Hear the audio of this on Patreon, where you can also tip me for the tips!

The walls are alternating brick and panel, some painted white, some not; the tables are a mix of small two-person ones – no two of them identical, seven in total – plus a big heavy wooden high-top six-seater; the logo is painted big on one wall: a stylized lion shield with NINE BARS, whatever that means; the whole of it could be in some hip part of town and the place could be littered with hipsters, or it could be on a déclassé side of the city centre and packed with wage slaves. But this particular coffee joint is in Deer Park. It’s on St. Clair, just east of Yonge. It’s a good part of town to work if you’re a high-priced accountant. It’s a good part of town to live if you’re a high-priced accountant’s client. So the clientele here are largely a mix of quiet young ladies, guys in suits, and people well north of 50.


Zoom out…

The music suits, and it helps to drown out the conversations. It’s a great playlist spanning that great era in popular music from 1965 to 1985, and it is guaranteed to make people over 50 feel at home, me included. But, hey, it’s good music! It’s all classics! Nothing in it sounds like the singer is actually making a cry for help, or causing someone else to!

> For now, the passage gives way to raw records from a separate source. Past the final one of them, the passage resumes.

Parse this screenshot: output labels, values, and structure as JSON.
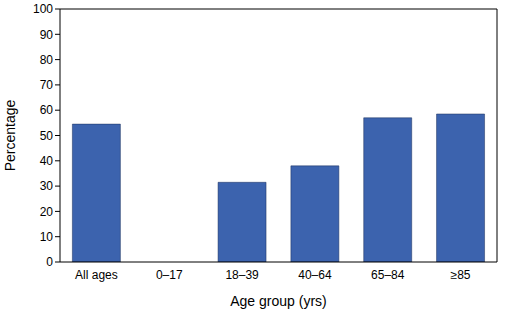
{
  "chart_data": {
    "type": "bar",
    "x_label": "Age group (yrs)",
    "y_label": "Percentage",
    "categories": [
      "All ages",
      "0–17",
      "18–39",
      "40–64",
      "65–84",
      "≥85"
    ],
    "values": [
      54.5,
      null,
      31.5,
      38,
      57,
      58.5
    ],
    "color": "#3c63ae",
    "ylim": [
      0,
      100
    ],
    "yticks": [
      0,
      10,
      20,
      30,
      40,
      50,
      60,
      70,
      80,
      90,
      100
    ],
    "grid": false
  }
}
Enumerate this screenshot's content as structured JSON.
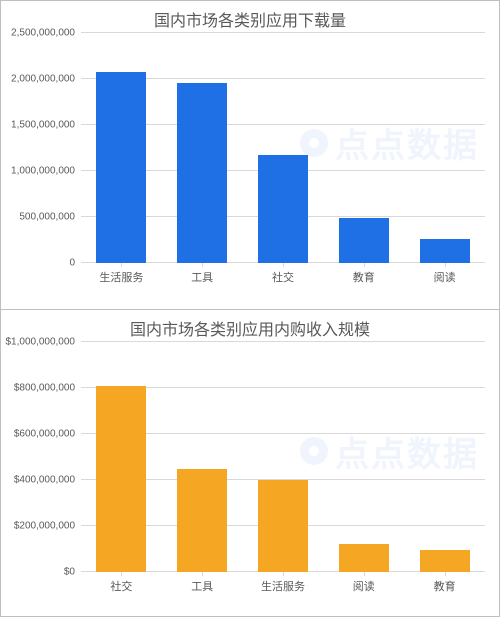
{
  "watermark_text": "点点数据",
  "watermark_color": "rgba(30,100,220,0.07)",
  "chart1": {
    "type": "bar",
    "title": "国内市场各类别应用下载量",
    "title_fontsize": 16,
    "title_color": "#595959",
    "categories": [
      "生活服务",
      "工具",
      "社交",
      "教育",
      "阅读"
    ],
    "values": [
      2080000000,
      1960000000,
      1170000000,
      490000000,
      260000000
    ],
    "bar_color": "#1f6fe5",
    "ylim": [
      0,
      2500000000
    ],
    "ytick_step": 500000000,
    "ytick_labels": [
      "0",
      "500,000,000",
      "1,000,000,000",
      "1,500,000,000",
      "2,000,000,000",
      "2,500,000,000"
    ],
    "grid_color": "#d9d9d9",
    "label_color": "#595959",
    "label_fontsize": 10,
    "background_color": "#ffffff",
    "bar_width": 0.62
  },
  "chart2": {
    "type": "bar",
    "title": "国内市场各类别应用内购收入规模",
    "title_fontsize": 16,
    "title_color": "#595959",
    "categories": [
      "社交",
      "工具",
      "生活服务",
      "阅读",
      "教育"
    ],
    "values": [
      810000000,
      450000000,
      400000000,
      120000000,
      95000000
    ],
    "bar_color": "#f5a623",
    "ylim": [
      0,
      1000000000
    ],
    "ytick_step": 200000000,
    "ytick_labels": [
      "$0",
      "$200,000,000",
      "$400,000,000",
      "$600,000,000",
      "$800,000,000",
      "$1,000,000,000"
    ],
    "grid_color": "#d9d9d9",
    "label_color": "#595959",
    "label_fontsize": 10,
    "background_color": "#ffffff",
    "bar_width": 0.62
  }
}
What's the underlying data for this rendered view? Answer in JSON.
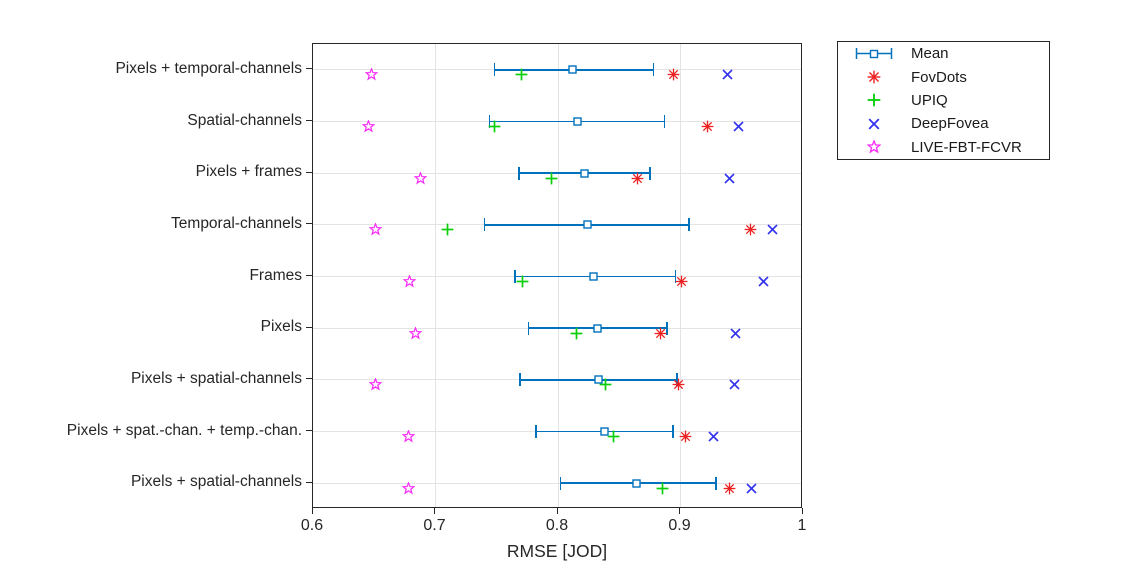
{
  "chart_data": {
    "type": "scatter",
    "title": "",
    "xlabel": "RMSE [JOD]",
    "ylabel": "",
    "xlim": [
      0.6,
      1.0
    ],
    "xticks": [
      0.6,
      0.7,
      0.8,
      0.9,
      1.0
    ],
    "xtick_labels": [
      "0.6",
      "0.7",
      "0.8",
      "0.9",
      "1"
    ],
    "grid": true,
    "legend_position": "outside top-right",
    "categories": [
      "Pixels + temporal-channels",
      "Spatial-channels",
      "Pixels + frames",
      "Temporal-channels",
      "Frames",
      "Pixels",
      "Pixels + spatial-channels",
      "Pixels + spat.-chan. + temp.-chan.",
      "Pixels + spatial-channels"
    ],
    "series": [
      {
        "name": "Mean",
        "marker": "errorbar-square",
        "color": "#0072BD",
        "values": [
          0.812,
          0.816,
          0.822,
          0.824,
          0.829,
          0.832,
          0.833,
          0.838,
          0.864
        ],
        "err_low": [
          0.748,
          0.744,
          0.768,
          0.74,
          0.765,
          0.776,
          0.769,
          0.782,
          0.802
        ],
        "err_high": [
          0.878,
          0.887,
          0.875,
          0.907,
          0.896,
          0.889,
          0.897,
          0.894,
          0.929
        ]
      },
      {
        "name": "FovDots",
        "marker": "asterisk",
        "color": "#EC2121",
        "values": [
          0.894,
          0.922,
          0.865,
          0.957,
          0.901,
          0.884,
          0.898,
          0.904,
          0.94
        ]
      },
      {
        "name": "UPIQ",
        "marker": "plus",
        "color": "#0ACF0A",
        "values": [
          0.77,
          0.748,
          0.795,
          0.71,
          0.771,
          0.815,
          0.839,
          0.845,
          0.885
        ]
      },
      {
        "name": "DeepFovea",
        "marker": "x",
        "color": "#3535F0",
        "values": [
          0.938,
          0.947,
          0.94,
          0.975,
          0.968,
          0.945,
          0.944,
          0.927,
          0.958
        ]
      },
      {
        "name": "LIVE-FBT-FCVR",
        "marker": "star",
        "color": "#F72BF7",
        "values": [
          0.648,
          0.645,
          0.688,
          0.651,
          0.679,
          0.684,
          0.651,
          0.678,
          0.678
        ]
      }
    ]
  }
}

And it’s a good thing that it mostly drowns out the conversations, because those old mid-town Baby Boomers can be kind of annoying, with passive-aggressive old-married conversations, inexplicable videos played at maximum volume on phones for friends, and watery political observations that seem intended to sound wise but don’t really make it across the street. On the other hand, they’re not usually as loud as some of the guys in suits, who must be a real treat to share an office with.


Pan around… the bathrooms are through the door at the back, on the right

But hey. The coffee’s good, the chairs are comfortable (well, some of them are; pick what you like, there’s tons of variety), the atmosphere is welcoming and conducive to work, there’s food if you want, the staff are nice – though you may need to attract them from out of the back room during quieter times – and the whole place, including the bathroom, as you would expect, is fully accessible to all regardless of mobility.

And if you need a book, you’re right near the Deer Park library. And if you need an accountant, just cross the street. And if you need groceries, there’s a store on the other side of the library. And if you need to throw yourself into a ravine, there’s one just a block away. And if you just need to get out of Deer Park, you’re right by the subway station.